Isadora McLeay and Imogen Evans are AFLW players currently taking part in an internship at Disney and ESPN, where they are given the opportunity to gain real-life work experience while having the flexibility to pursue their footballing goals and aspirations.
This week, the girls discuss what exactly what happens when a 10-game season comes to a close while other teams are vying for the premiership.
Imogen Evans, Collingwood
The 10-round home and away season was officially over for eight AFLW teams on Nov. 5 which begs the question, what do AFLW players do now?
For most, it means returning to full-time work, as well as a bunch of 'footy trips'.
The abrupt end to Collingwood's season was difficult to comprehend. I found it hard to believe that we didn't have training the following week, seeing as we were 'supposed' to be playing finals, an opportunity we starved ourselves of through poor performances.
It's such a weird feeling, going from a completely structured and rigid routine to suddenly having endless autonomy over your routine.
In season, footy is all that I worry about.
When I wake up I'm thinking about how I can best prepare myself for training. I have to say no to a lot of social events because I have training or a game to play (which I'm not complaining about, just stating the facts), constantly planning my nutrition so that I'm adequately fuelled for the demands of my varying week, worrying about getting enough quality sleep, ensuring I'm always doing my recovery, mediating, and journaling in order to keep my mind healthy.
AFL is a lot more than a game, it's a lifestyle and when it ends, it's an adjustment. Especially when preseason 2024 doesn't begin for at least another six months. It's a long break in between drinks.
For me, I'm lucky enough to be working part-time at ESPN. So I now have time to fly home and see my family, catch up with friends, and get back to work on weaknesses identified during the season.

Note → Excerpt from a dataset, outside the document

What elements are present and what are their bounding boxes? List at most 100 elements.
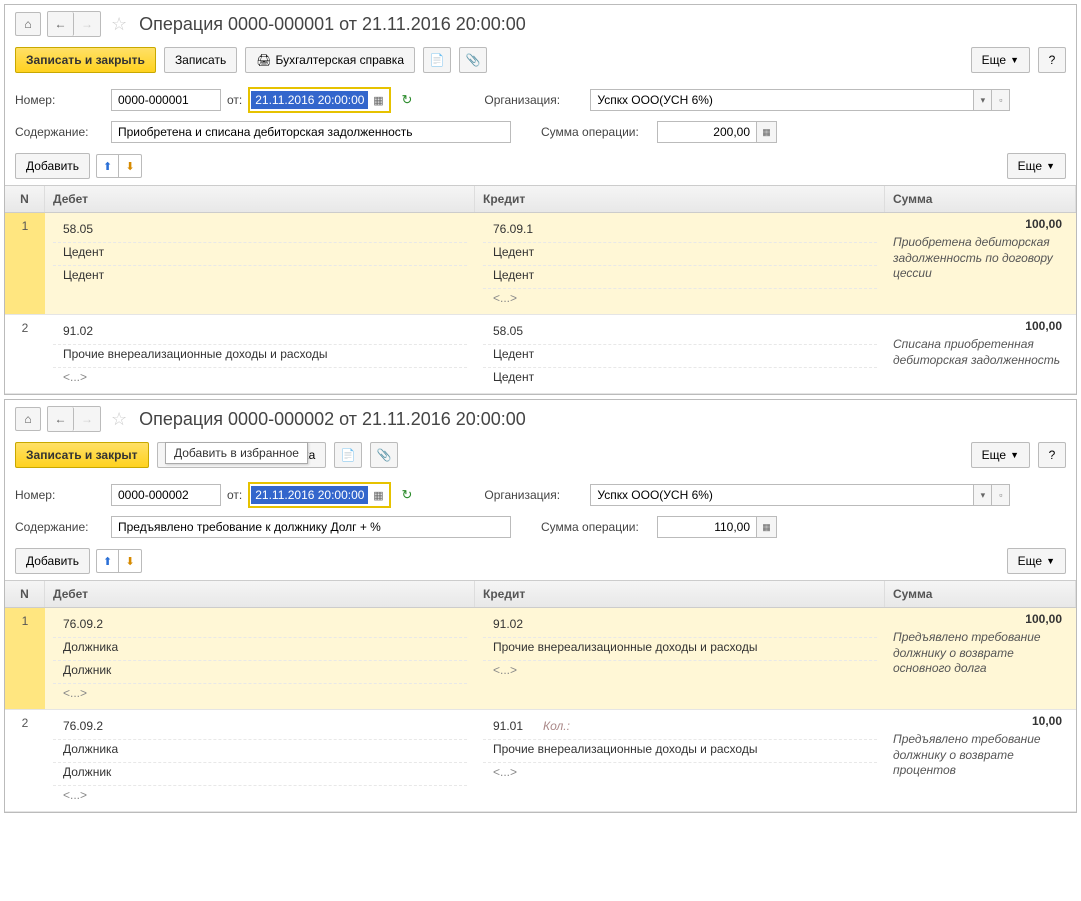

My plans are to have a bit of a break from the mental demands of AFL and its subsequent environment.
I'm going to run a half marathon and complete a triathlon within the next three months before I start shifting my focus to more footy-specific training in early 2024.
Even though our offseason is tremendously long, from a glass half full lens, it gives me loads of time that I can use towards improving myself as a footballer, outside of the pressures that come with elite sport, which is a luxury that men in the AFL don't necessarily have.
Isadora McLeay, GWS
After just 10 weeks, the season for the eight other clubs that didn't make finals is over.
With what felt like the longest preseason ever, for it all to be over in just over two months, after preparing since as early as January, is disappointing.
Over the next few weeks my teammates and I will sit and watch other teams fight for the ultimate prize, the premiership cup.
Feelings of jealousy and envy will prevail but to be able to watch how some of the best teams and players compete will be a real learning experience.
As the season only lasted 10 rounds to now plan the offseason accordingly is the challenge.
Some may think that now that the season is over players can now go do whatever they want until May next year, which isn't the case.
Some players will head back to their full-time jobs they've had to work around for the majority of the year, and unfortunately miss out on big offseason holidays, as their leave has already been used for in season trainings/games.
Players will be expected to start individual programs in January, so they aren't playing catch up when preseason starts, and the challenge of remaining motivated before the season begins. Finishing the season not where we wanted to be definitely helps feed the hunger to work even harder for the next season.
For now though, I will be tuning into AFLW Finals to be able to watch a new crowned premier.